Figure 4.

Different modulation of autophagy and apoptosis by IR, Q, and F in HT500 cells. Panel (a): Crystal violet viability assay in HT500 cells treated as described with or without 10 μM chloroquine (CLO) to discriminate the autophagic role of single and combined treatments. Symbols indicate significant differences: * p < 0.05, ** p < 0.01; *** p < 0.001, **** p < 0.0001 (One-way ANOVA with Bonferroni’s multiple comparisons test was used in these experiments). Panel (b): cells were pre-irradiated (10 Gy) and then treated, respectively, for 72 h with 40 μM Q or 40 μM F or their combination with IR, then Caspase-3 enzymatic activity was measured as described in the Methods section.
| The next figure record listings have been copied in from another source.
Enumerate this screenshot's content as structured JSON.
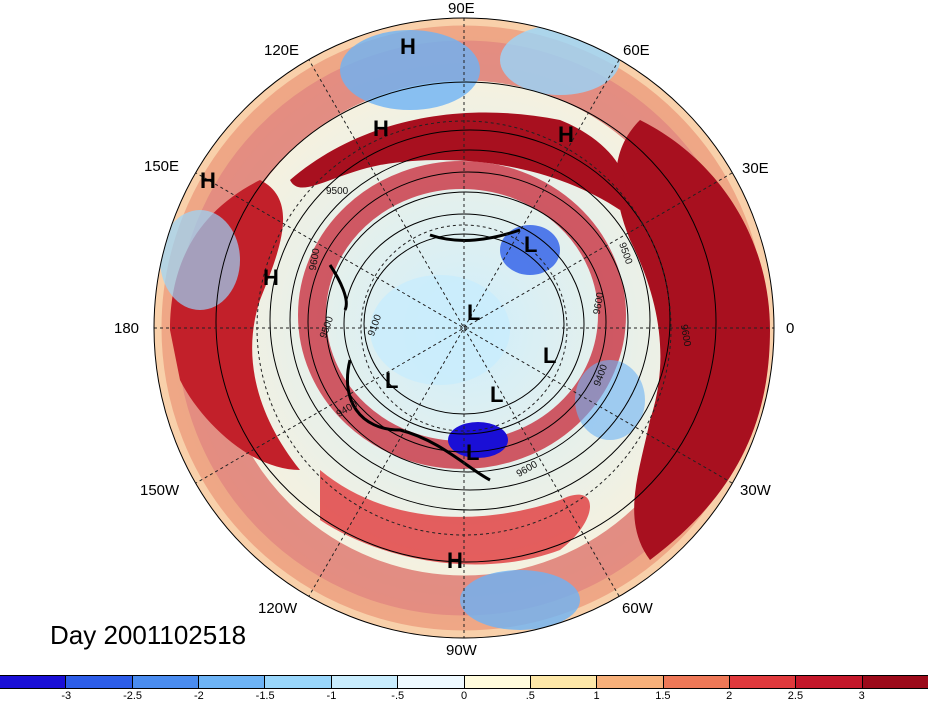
{
  "title": "Day 2001102518",
  "longitude_labels": {
    "e90": "90E",
    "e60": "60E",
    "e30": "30E",
    "e0": "0",
    "w30": "30W",
    "w60": "60W",
    "w90": "90W",
    "w120": "120W",
    "w150": "150W",
    "e180": "180",
    "e150": "150E",
    "e120": "120E"
  },
  "pressure_systems": [
    {
      "label": "H"
    },
    {
      "label": "H"
    },
    {
      "label": "H"
    },
    {
      "label": "H"
    },
    {
      "label": "H"
    },
    {
      "label": "H"
    },
    {
      "label": "L"
    },
    {
      "label": "L"
    },
    {
      "label": "L"
    },
    {
      "label": "L"
    },
    {
      "label": "L"
    },
    {
      "label": "L"
    }
  ],
  "contour_labels": [
    "9500",
    "9600",
    "9500",
    "9100",
    "9400",
    "9600",
    "9500",
    "9600",
    "9400",
    "9600"
  ],
  "colorbar": {
    "ticks": [
      "-3",
      "-2.5",
      "-2",
      "-1.5",
      "-1",
      "-.5",
      "0",
      ".5",
      "1",
      "1.5",
      "2",
      "2.5",
      "3"
    ],
    "colors": [
      "#1a0fd6",
      "#2c5de8",
      "#4a8cef",
      "#6db3f5",
      "#99d6fb",
      "#c8ecfd",
      "#eef9ff",
      "#fffbdc",
      "#fde7a8",
      "#f7b07a",
      "#ee7857",
      "#e0393c",
      "#c4172a",
      "#9c0a1a"
    ]
  }
}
Symbols indicate significant differences (mean of two experiments in duplicate ± s.d.): n.s. not significant, ** p < 0.01; *** p < 0.001, **** p < 0.0001 (One-way ANOVA). Panels (c,d): cells were pre-irradiated (10 Gy) and then treated, respectively, for 120 h with 40 μM Q or 40 μM F or their combination with IR. Hoechst-stained apoptotic nuclei were photographed (panel (b)) and counted (panel (c)) using fluorescence microscopy (>100 cells/field, 400× magnification; mean of two experiments in duplicate ± s.d.). White arrows indicate apoptotic nuclei. Symbols indicate significant differences: * p < 0.05, ** p < 0.01; *** p < 0.001, **** p < 0.0001 (One-way ANOVA).